Anhang anzeigen test_2.pdf



gruß helmut


----------



## Proxy (15 Juni 2009)

Schlagt mich nicht wenns nicht stimmt aber meines wissens, muss man das Gerät spannungslos schalten bei Not-Aus. Ausnahme FU die man Momentenfrei schalten kann in Safty-Ausführung.

In deinen Fall ist das PDF 2 das richtige.


----------



## rostiger Nagel (15 Juni 2009)

Nein ich schlage nicht, keine Angst.
Es ist ja kein Not-Aus sonder Not-Halt davor wäre ja noch
mal ein Hauptschalter mit den ich die ganze Maschine aus-
schalten und somit Spannungsfrei schalten kann.

Würde das dann ausreiche....?


----------



## jabba (15 Juni 2009)

Welche Kat, was sagt die Gefährdungsanalyse?

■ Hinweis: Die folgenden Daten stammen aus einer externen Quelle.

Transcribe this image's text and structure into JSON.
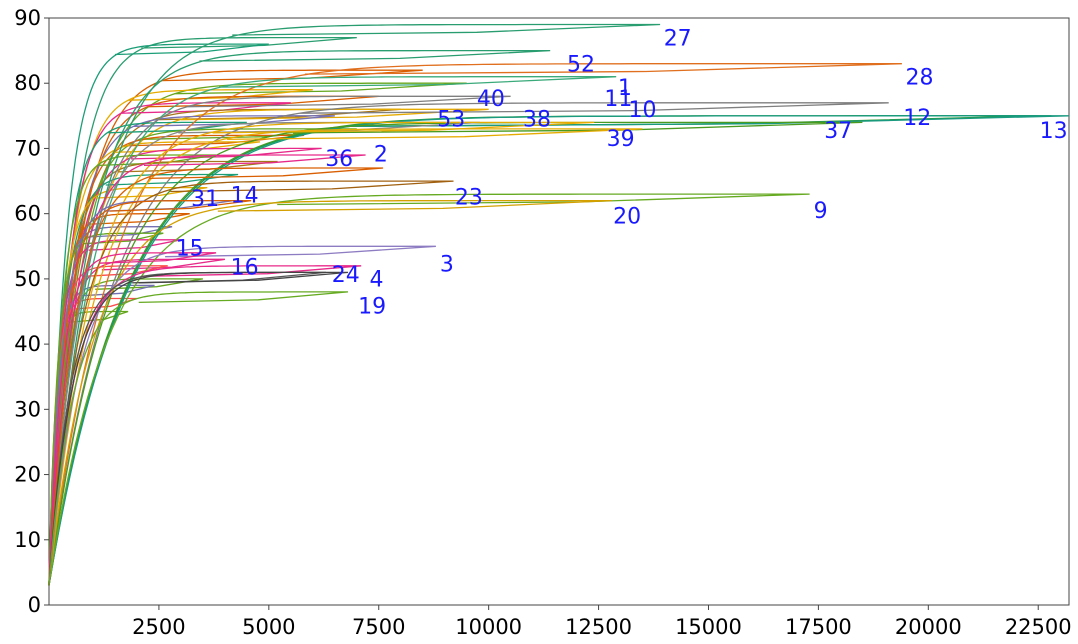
{
  "chart_data": {
    "type": "line",
    "title": "",
    "xlabel": "",
    "ylabel": "",
    "xlim": [
      0,
      23200
    ],
    "ylim": [
      0,
      90
    ],
    "grid": false,
    "legend": "none",
    "label_color": "#1a1aff",
    "x_ticks": [
      2500,
      5000,
      7500,
      10000,
      12500,
      15000,
      17500,
      20000,
      22500
    ],
    "x_tick_labels": [
      "2500",
      "5000",
      "7500",
      "10000",
      "12500",
      "15000",
      "17500",
      "20000",
      "22500"
    ],
    "y_ticks": [
      0,
      10,
      20,
      30,
      40,
      50,
      60,
      70,
      80,
      90
    ],
    "y_tick_labels": [
      "0",
      "10",
      "20",
      "30",
      "40",
      "50",
      "60",
      "70",
      "80",
      "90"
    ],
    "series": [
      {
        "label": "27",
        "plateau": 89,
        "x_end": 13900,
        "color": "#2a9d70",
        "label_x": 14300,
        "label_y": 85.8
      },
      {
        "label": "52",
        "plateau": 85,
        "x_end": 11400,
        "color": "#2a9d70",
        "label_x": 12100,
        "label_y": 81.8
      },
      {
        "label": "28",
        "plateau": 83,
        "x_end": 19400,
        "color": "#e07020",
        "label_x": 19800,
        "label_y": 79.8
      },
      {
        "label": "1",
        "plateau": 81,
        "x_end": 12900,
        "color": "#3aaa7a",
        "label_x": 13100,
        "label_y": 78.2
      },
      {
        "label": "40",
        "plateau": 78,
        "x_end": 10500,
        "color": "#7f7f7f",
        "label_x": 10050,
        "label_y": 76.5
      },
      {
        "label": "11",
        "plateau": 77,
        "x_end": 19100,
        "color": "#7f7f7f",
        "label_x": 12950,
        "label_y": 76.5
      },
      {
        "label": "10",
        "plateau": 75,
        "x_end": 22500,
        "color": "#4a9a20",
        "label_x": 13500,
        "label_y": 74.8
      },
      {
        "label": "12",
        "plateau": 75,
        "x_end": 22800,
        "color": "#1a9a50",
        "label_x": 19750,
        "label_y": 73.6
      },
      {
        "label": "13",
        "plateau": 75,
        "x_end": 23200,
        "color": "#1a9a80",
        "label_x": 22850,
        "label_y": 71.6
      },
      {
        "label": "37",
        "plateau": 74,
        "x_end": 18500,
        "color": "#4a9a20",
        "label_x": 17950,
        "label_y": 71.6
      },
      {
        "label": "53",
        "plateau": 74,
        "x_end": 9800,
        "color": "#888888",
        "label_x": 9150,
        "label_y": 73.4
      },
      {
        "label": "38",
        "plateau": 74,
        "x_end": 12400,
        "color": "#e6ab02",
        "label_x": 11100,
        "label_y": 73.4
      },
      {
        "label": "39",
        "plateau": 73,
        "x_end": 13500,
        "color": "#e6ab02",
        "label_x": 13000,
        "label_y": 70.4
      },
      {
        "label": "36",
        "plateau": 69,
        "x_end": 7200,
        "color": "#e7298a",
        "label_x": 6600,
        "label_y": 67.3
      },
      {
        "label": "2",
        "plateau": 67,
        "x_end": 7600,
        "color": "#d95f02",
        "label_x": 7550,
        "label_y": 68.0
      },
      {
        "label": "23",
        "plateau": 65,
        "x_end": 9200,
        "color": "#a06010",
        "label_x": 9550,
        "label_y": 61.4
      },
      {
        "label": "9",
        "plateau": 63,
        "x_end": 17300,
        "color": "#66aa22",
        "label_x": 17550,
        "label_y": 59.3
      },
      {
        "label": "20",
        "plateau": 62,
        "x_end": 12800,
        "color": "#d4a000",
        "label_x": 13150,
        "label_y": 58.5
      },
      {
        "label": "31",
        "plateau": 62,
        "x_end": 4200,
        "color": "#7570b3",
        "label_x": 3550,
        "label_y": 61.2
      },
      {
        "label": "14",
        "plateau": 62,
        "x_end": 4600,
        "color": "#d95f02",
        "label_x": 4450,
        "label_y": 61.7
      },
      {
        "label": "3",
        "plateau": 55,
        "x_end": 8800,
        "color": "#8e7cc3",
        "label_x": 9050,
        "label_y": 51.1
      },
      {
        "label": "15",
        "plateau": 54,
        "x_end": 3800,
        "color": "#e7298a",
        "label_x": 3200,
        "label_y": 53.6
      },
      {
        "label": "16",
        "plateau": 52,
        "x_end": 7100,
        "color": "#e7298a",
        "label_x": 4450,
        "label_y": 50.7
      },
      {
        "label": "24",
        "plateau": 51,
        "x_end": 6300,
        "color": "#555555",
        "label_x": 6750,
        "label_y": 49.5
      },
      {
        "label": "4",
        "plateau": 51,
        "x_end": 6800,
        "color": "#444444",
        "label_x": 7450,
        "label_y": 48.8
      },
      {
        "label": "19",
        "plateau": 48,
        "x_end": 6800,
        "color": "#66aa22",
        "label_x": 7350,
        "label_y": 44.7
      }
    ],
    "background_curves": [
      {
        "plateau": 87,
        "x_end": 7000,
        "color": "#2a9d70"
      },
      {
        "plateau": 86,
        "x_end": 5000,
        "color": "#1b9e77"
      },
      {
        "plateau": 82,
        "x_end": 8500,
        "color": "#d95f02"
      },
      {
        "plateau": 80,
        "x_end": 9500,
        "color": "#66a61e"
      },
      {
        "plateau": 79,
        "x_end": 6000,
        "color": "#e6ab02"
      },
      {
        "plateau": 78,
        "x_end": 7500,
        "color": "#d95f02"
      },
      {
        "plateau": 77,
        "x_end": 5500,
        "color": "#e7298a"
      },
      {
        "plateau": 76,
        "x_end": 8000,
        "color": "#a6761d"
      },
      {
        "plateau": 76,
        "x_end": 10000,
        "color": "#e6ab02"
      },
      {
        "plateau": 75,
        "x_end": 6500,
        "color": "#7570b3"
      },
      {
        "plateau": 74,
        "x_end": 4500,
        "color": "#1b9e77"
      },
      {
        "plateau": 73,
        "x_end": 7000,
        "color": "#66a61e"
      },
      {
        "plateau": 72,
        "x_end": 5800,
        "color": "#d95f02"
      },
      {
        "plateau": 71,
        "x_end": 4800,
        "color": "#e6ab02"
      },
      {
        "plateau": 70,
        "x_end": 6200,
        "color": "#e7298a"
      },
      {
        "plateau": 69,
        "x_end": 3800,
        "color": "#66a61e"
      },
      {
        "plateau": 68,
        "x_end": 5200,
        "color": "#a6761d"
      },
      {
        "plateau": 66,
        "x_end": 4300,
        "color": "#1b9e77"
      },
      {
        "plateau": 64,
        "x_end": 3600,
        "color": "#e6ab02"
      },
      {
        "plateau": 60,
        "x_end": 3200,
        "color": "#d95f02"
      },
      {
        "plateau": 58,
        "x_end": 2800,
        "color": "#7570b3"
      },
      {
        "plateau": 57,
        "x_end": 2600,
        "color": "#66a61e"
      },
      {
        "plateau": 56,
        "x_end": 3000,
        "color": "#e7298a"
      },
      {
        "plateau": 53,
        "x_end": 4000,
        "color": "#e7298a"
      },
      {
        "plateau": 52,
        "x_end": 2700,
        "color": "#fb4d4d"
      },
      {
        "plateau": 50,
        "x_end": 3500,
        "color": "#66a61e"
      },
      {
        "plateau": 49,
        "x_end": 2400,
        "color": "#7570b3"
      },
      {
        "plateau": 47,
        "x_end": 2000,
        "color": "#fb4d4d"
      },
      {
        "plateau": 45,
        "x_end": 1800,
        "color": "#66a61e"
      }
    ]
  }
}
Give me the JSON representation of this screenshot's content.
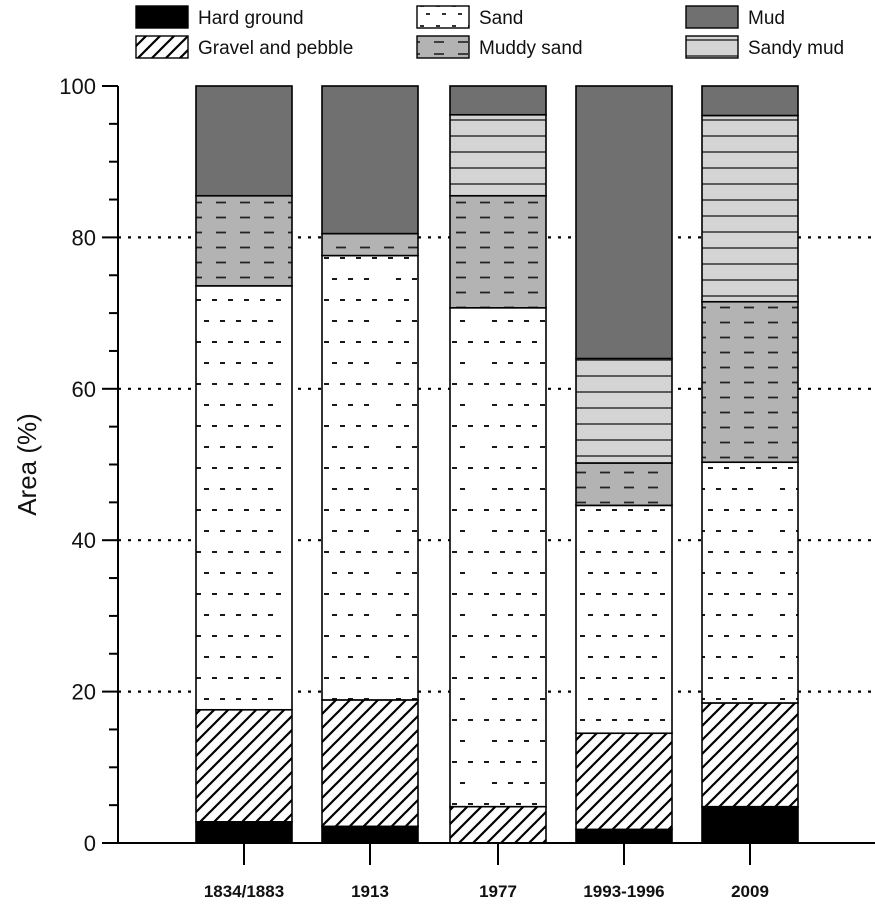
{
  "chart_data": {
    "type": "bar",
    "stacked": true,
    "ylabel": "Area (%)",
    "xlabel": "",
    "ylim": [
      0,
      100
    ],
    "yticks": [
      0,
      20,
      40,
      60,
      80,
      100
    ],
    "grid": "dotted horizontal lines at 20, 40, 60, 80",
    "legend_position": "top",
    "categories": [
      "1834/1883",
      "1913",
      "1977",
      "1993-1996",
      "2009"
    ],
    "series": [
      {
        "name": "Hard ground",
        "pattern": "solid-black",
        "color": "#000000",
        "values": [
          2.8,
          2.2,
          0.0,
          1.8,
          4.8
        ]
      },
      {
        "name": "Gravel and pebble",
        "pattern": "diagonal-hatch",
        "color": "#ffffff",
        "values": [
          14.8,
          16.7,
          4.8,
          12.7,
          13.7
        ]
      },
      {
        "name": "Sand",
        "pattern": "sparse-dashes",
        "color": "#ffffff",
        "values": [
          56.0,
          58.7,
          65.9,
          30.1,
          31.8
        ]
      },
      {
        "name": "Muddy sand",
        "pattern": "dashes",
        "color": "#b3b3b3",
        "values": [
          11.9,
          2.9,
          14.8,
          5.6,
          21.2
        ]
      },
      {
        "name": "Sandy mud",
        "pattern": "horizontal-lines",
        "color": "#d4d4d4",
        "values": [
          0.0,
          0.0,
          10.7,
          13.8,
          24.6
        ]
      },
      {
        "name": "Mud",
        "pattern": "solid-dark-gray",
        "color": "#707070",
        "values": [
          14.5,
          19.5,
          3.8,
          36.0,
          3.9
        ]
      }
    ]
  }
}
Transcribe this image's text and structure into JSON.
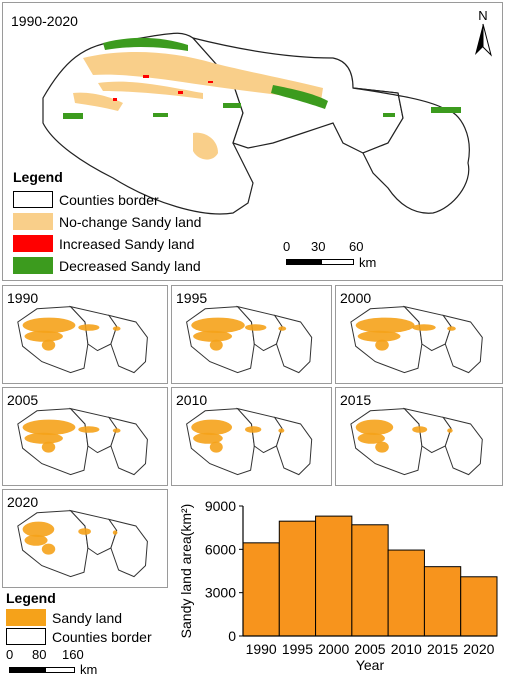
{
  "main_map": {
    "period": "1990-2020",
    "north_label": "N",
    "legend": {
      "title": "Legend",
      "items": [
        {
          "label": "Counties border",
          "color": "#ffffff"
        },
        {
          "label": "No-change Sandy land",
          "color": "#f9cf8a"
        },
        {
          "label": "Increased Sandy land",
          "color": "#ff0000"
        },
        {
          "label": "Decreased Sandy land",
          "color": "#3c9b1e"
        }
      ]
    },
    "scale": {
      "ticks": [
        "0",
        "30",
        "60"
      ],
      "unit": "km"
    }
  },
  "small_maps": {
    "years": [
      "1990",
      "1995",
      "2000",
      "2005",
      "2010",
      "2015",
      "2020"
    ],
    "legend": {
      "title": "Legend",
      "items": [
        {
          "label": "Sandy land",
          "color": "#f5a21a"
        },
        {
          "label": "Counties border",
          "color": "#ffffff"
        }
      ]
    },
    "scale": {
      "ticks": [
        "0",
        "80",
        "160"
      ],
      "unit": "km"
    }
  },
  "chart_data": {
    "type": "bar",
    "categories": [
      "1990",
      "1995",
      "2000",
      "2005",
      "2010",
      "2015",
      "2020"
    ],
    "values": [
      6450,
      7950,
      8300,
      7700,
      5950,
      4800,
      4100
    ],
    "xlabel": "Year",
    "ylabel": "Sandy land area(km²)",
    "ylim": [
      0,
      9000
    ],
    "yticks": [
      "0",
      "3000",
      "6000",
      "9000"
    ],
    "bar_color": "#f7941d",
    "grid": false
  }
}
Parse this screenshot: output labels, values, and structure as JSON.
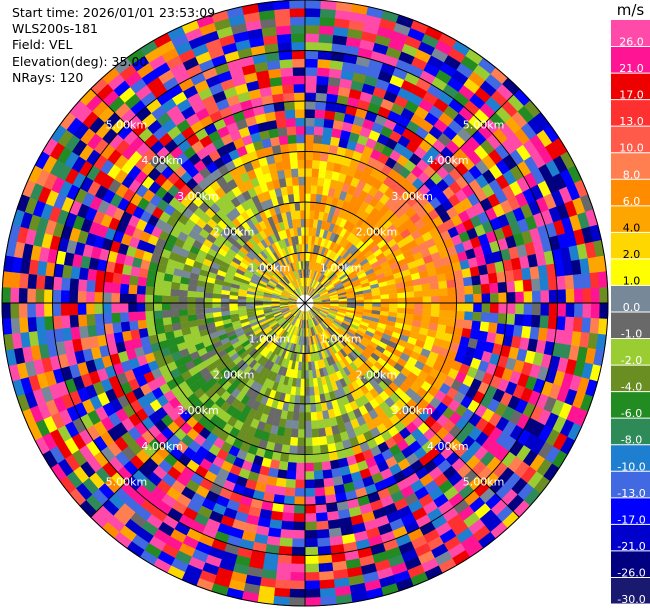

Wenn Du Kat 3 benötigst muss davor noch ein Schütz , du musst ja zwei Schütze in Reihe haben, die ist bei SD nicht der Fall.


----------



## Sockenralf (15 Juni 2009)

jabba schrieb:


> Welche Kat, was sagt die Gefährdungsanalyse?
> 
> Wenn Du Kat 3 benötigst muss davor noch ein Schütz , du musst ja zwei Schütze in Reihe haben, die ist bei SD nicht der Fall.


 

Hallo,

das stimmt so nicht

Man braucht 2 unabhängige Kriterien, die abschalten.

Wir haben auch Maschinen, da ist das mit einem Schütz nach dem Umrichter und der RFG des Umrichters gemacht (mit Zustimmung (glaube) des TÜV´s)


MfG


----------



## jabba (15 Juni 2009)

Also hast du zwei Kanäle
1. Kanal Schütz
2. Kanal  Freigabe FU

Also ist das wenn weitere Bedingungen eingehalten werden Kat3.

Aber wo willst Du das bei einer Stern-Dreieck machen ?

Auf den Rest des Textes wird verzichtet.